DNA-repair
Cell Cycle Assays-Part I
This is the first part of a series of blogs about using fluorescent proteins in cell based assays with established examples, a common theme here at the AlleleBlog.
FUCCI Cell Cycle Sensor
The FUCCI Cell Cycle Sensor is composed of a red (RFP) and a green (GFP) fluorescent protein fused to different regulators of the cell cycle: cdt1 and geminin.

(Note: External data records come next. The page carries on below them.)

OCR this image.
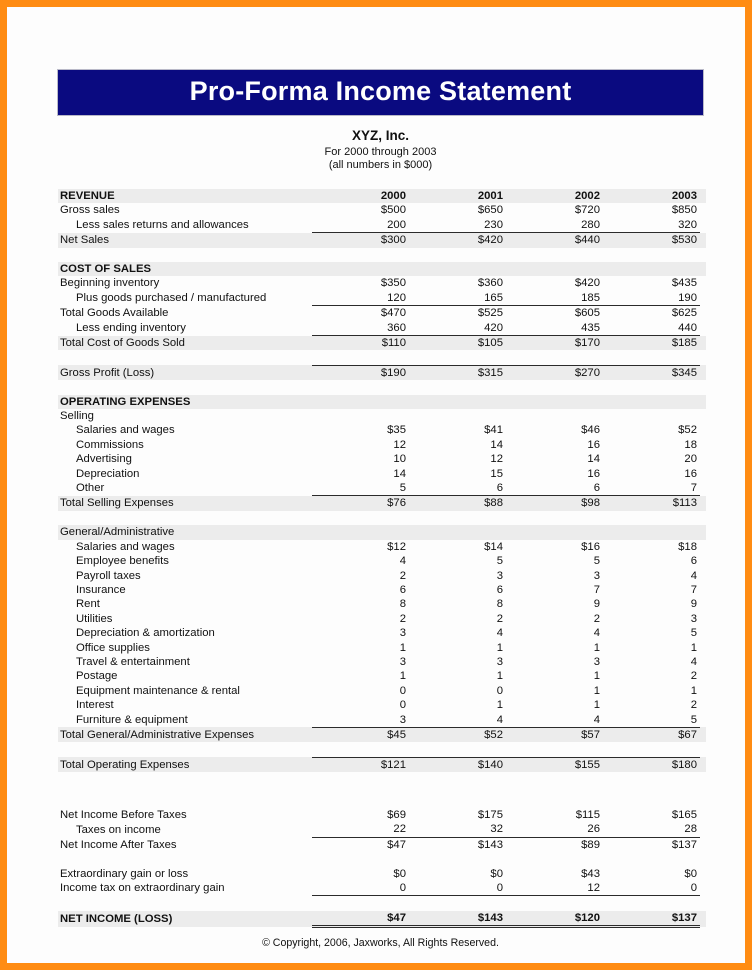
Pro-Forma Income Statement
XYZ, Inc.
For 2000 through 2003
(all numbers in $000)
REVENUE	2000	2001	2002	2003	
Gross sales	$500	$650	$720	$850	
Less sales returns and allowances	200	230	280	320	
Net Sales	$300	$420	$440	$530	

COST OF SALES					
Beginning inventory	$350	$360	$420	$435	
Plus goods purchased / manufactured	120	165	185	190	
Total Goods Available	$470	$525	$605	$625	
Less ending inventory	360	420	435	440	
Total Cost of Goods Sold	$110	$105	$170	$185	

Gross Profit (Loss)	$190	$315	$270	$345	

OPERATING EXPENSES					
Selling					
Salaries and wages	$35	$41	$46	$52	
Commissions	12	14	16	18	
Advertising	10	12	14	20	
Depreciation	14	15	16	16	
Other	5	6	6	7	
Total Selling Expenses	$76	$88	$98	$113	

General/Administrative					
Salaries and wages	$12	$14	$16	$18	
Employee benefits	4	5	5	6	
Payroll taxes	2	3	3	4	
Insurance	6	6	7	7	
Rent	8	8	9	9	
Utilities	2	2	2	3	
Depreciation & amortization	3	4	4	5	
Office supplies	1	1	1	1	
Travel & entertainment	3	3	3	4	
Postage	1	1	1	2	
Equipment maintenance & rental	0	0	1	1	
Interest	0	1	1	2	
Furniture & equipment	3	4	4	5	
Total General/Administrative Expenses	$45	$52	$57	$67	

Total Operating Expenses	$121	$140	$155	$180	

Net Income Before Taxes	$69	$175	$115	$165	
Taxes on income	22	32	26	28	
Net Income After Taxes	$47	$143	$89	$137	

Extraordinary gain or loss	$0	$0	$43	$0	
Income tax on extraordinary gain	0	0	12	0	

NET INCOME (LOSS)	$47	$143	$120	$137	
© Copyright, 2006, Jaxworks, All Rights Reserved.
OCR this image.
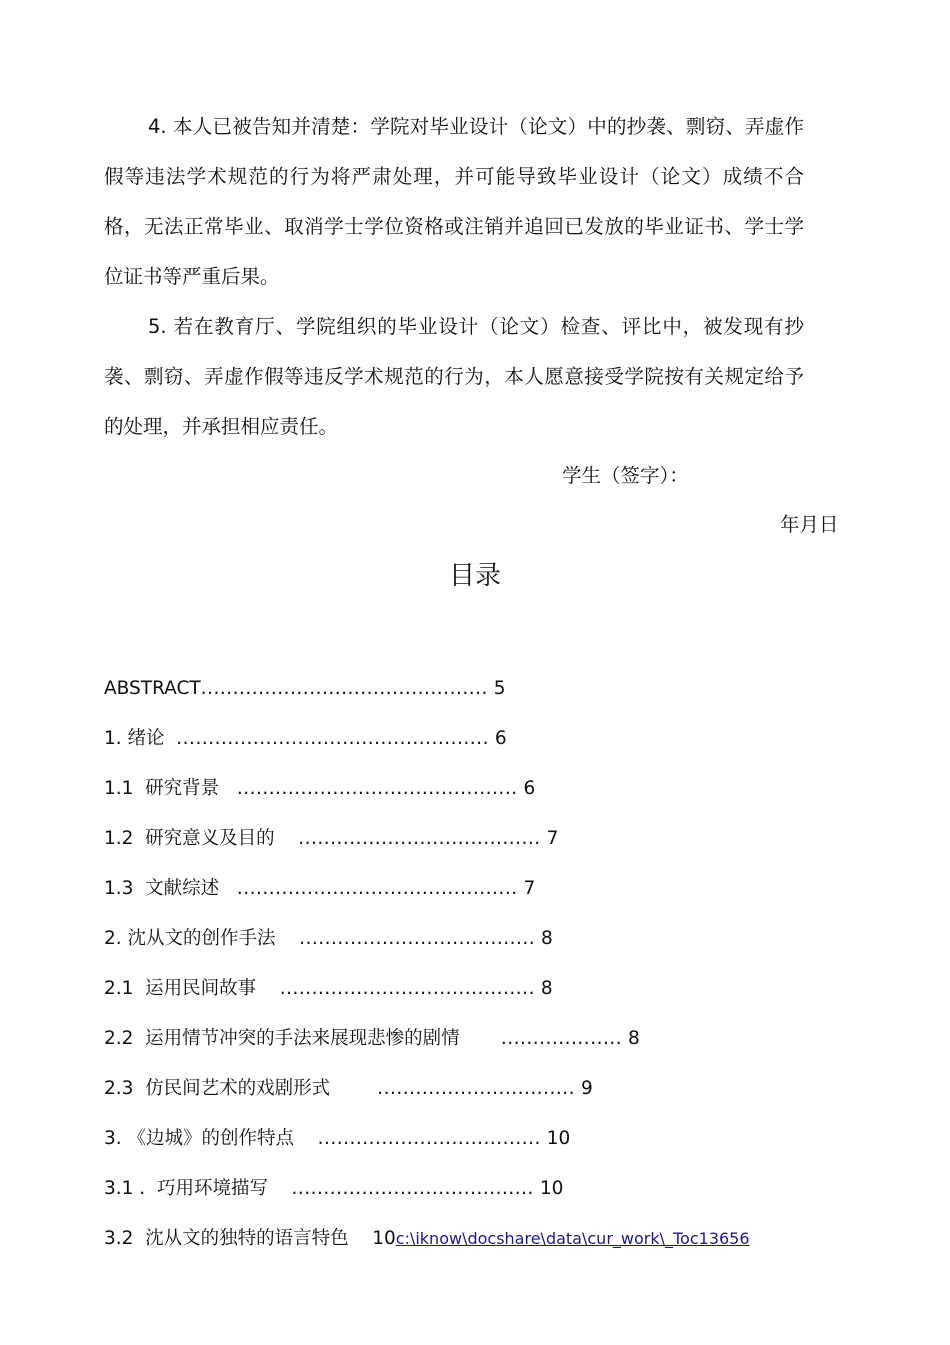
4. 本人已被告知并清楚：学院对毕业设计（论文）中的抄袭、剽窃、弄虚作假等违法学术规范的行为将严肃处理，并可能导致毕业设计（论文）成绩不合格，无法正常毕业、取消学士学位资格或注销并追回已发放的毕业证书、学士学位证书等严重后果。

5. 若在教育厅、学院组织的毕业设计（论文）检查、评比中，被发现有抄袭、剽窃、弄虚作假等违反学术规范的行为，本人愿意接受学院按有关规定给予的处理，并承担相应责任。

学生（签字）：
年月日
目录
ABSTRACT............................................. 5
1. 绪论  ................................................. 6
1.1  研究背景   ............................................ 6
1.2  研究意义及目的    ...................................... 7
1.3  文献综述   ............................................ 7
2. 沈从文的创作手法    ..................................... 8
2.1  运用民间故事    ........................................ 8
2.2  运用情节冲突的手法来展现悲惨的剧情       ................... 8
2.3  仿民间艺术的戏剧形式        ............................... 9
3. 《边城》的创作特点    ................................... 10
3.1 .  巧用环境描写    ...................................... 10
3.2  沈从文的独特的语言特色    10c:\iknow\docshare\data\cur_work\_Toc13656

During the cell cycle, these two proteins are ubiquitinated at different time points by specific ubiquitin E3 ligases, which tag them for degradation in the proteasome. The E3 ligases’ activities are regulated temporally and result in the biphasic cycling of GERMINI and CDT1 levels during the cell cycle. In the G1 phase of the cell cycle, GERMINI is degraded; therefore, only CDT1 tagged with RFP is present and appears as red fluorescence within the nuclei. In the S, G2, and M phases, CDT1 is degraded; only GERMINI tagged with GFP is present, resulting in cells with green fluorescent nuclei.
During the G1/S transition, when CDT1 levels are decreasing and GERMINI levels increasing, both proteins are present, so are the tagged fluorescent proteins. When the green and red images are overlaid, nuclei fluoresce yellow. This dynamic color change, from red-to-yellow-to-green, represents the entire cell cycle. This representation can be used to study the effects of elements that may influence cell cycles.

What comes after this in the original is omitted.